Prague, 29 April 2003 (RFE/RL) -- India's test today of a short-range missile capable of carrying a nuclear warhead into neighboring Pakistan appears to have dampened hopes of a possible breakthrough in relations between the two nuclear-capable countries.
Hopeful newspaper commentaries were published in Pakistan and India after Pakistani Prime Minister Zafarullah Khan Jamali yesterday initiated the first direct telephone contact between the governments in Islamabad and New Delhi in 18 months.
An official statement from Jamali's office said he telephoned Indian Prime Minister Atal Bihari Vajpayee to express Islamabad's readiness for a dialogue with New Delhi at any level.
The statement said Jamali told Vajpayee that Islamabad hopes India will agree to an unconditional dialogue that addresses all outstanding issues between the two countries -- including control of the disputed and divided region of Kashmir.
But authorities in New Delhi continue to accuse Islamabad of supporting Islamic militancy and cross-border attacks in Kashmir in order to bring the majority-Muslim region under Islamabad's control. Vajpayee says there will not be any talks on Kashmir until Islamabad first brings an end to those cross-border attacks.
For decades, Indian officials have rejected the idea of any negotiations on the future status of disputed Kashmir. The divisive issue has clouded relations between New Delhi and Islamabad for most of the past half-century and has contributed to tensions that brought the two countries to the brink of nuclear war last year.
Pakistan has repeatedly denied that it is fostering cross-border terrorist attacks in Indian-administered Kashmir. Islamabad has requested the deployment of international observers along the Line of Control in the disputed region. But New Delhi reportedly has rejected that idea.
Pakistan's state-run television today quotes Pakistani Foreign Minister Khurshid Mehmud Kasuri as saying that Islamabad has proposed to India that monitors from the five permanent members of the UN Security Council -- as well as observers from Germany, Saudi Arabia, and Iran -- be positioned along Kashmir's 770-kilometer-long division line.
Kasuri said the proposal was made after India rejected the idea of monitoring by UN observers and joint monitoring by India and Pakistan.
Kasuri welcomed an offer by Vajpayee last week to "extend a hand of friendship" to Pakistan, a remark made by the Indian prime minister during a public speech in Indian-administered Kashmir.
But Kasuri said hopes for warmer relations between the two countries are being dampened by continued allegations from Indian officials that Pakistan sponsors what New Delhi calls "cross-border terrorism."

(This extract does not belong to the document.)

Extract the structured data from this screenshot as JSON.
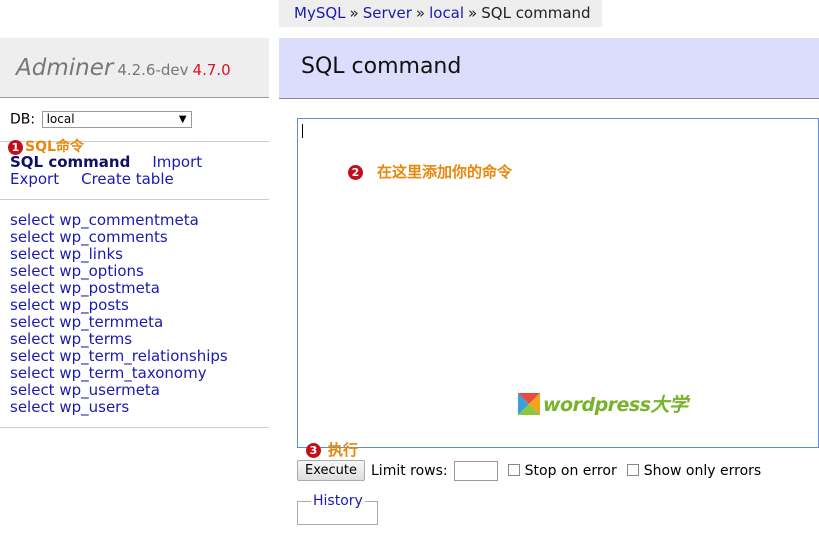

Since India test-fired a Prithvi missile today, regional analysts also have been more cautious about the ramifications of yesterday's phone call to Vajpayee by Jamali. Most experts in the region now say the call represents a thaw rather than a major breakthrough in bilateral ties.
General Shankar Roy-Chowdhury, retired chief of the Indian army, told Reuters today that he thinks Pakistan and India should set realistic goals to improve ties one step at a time, rather than attempting to resolve their decades-long dispute in a single, dramatic breakthrough.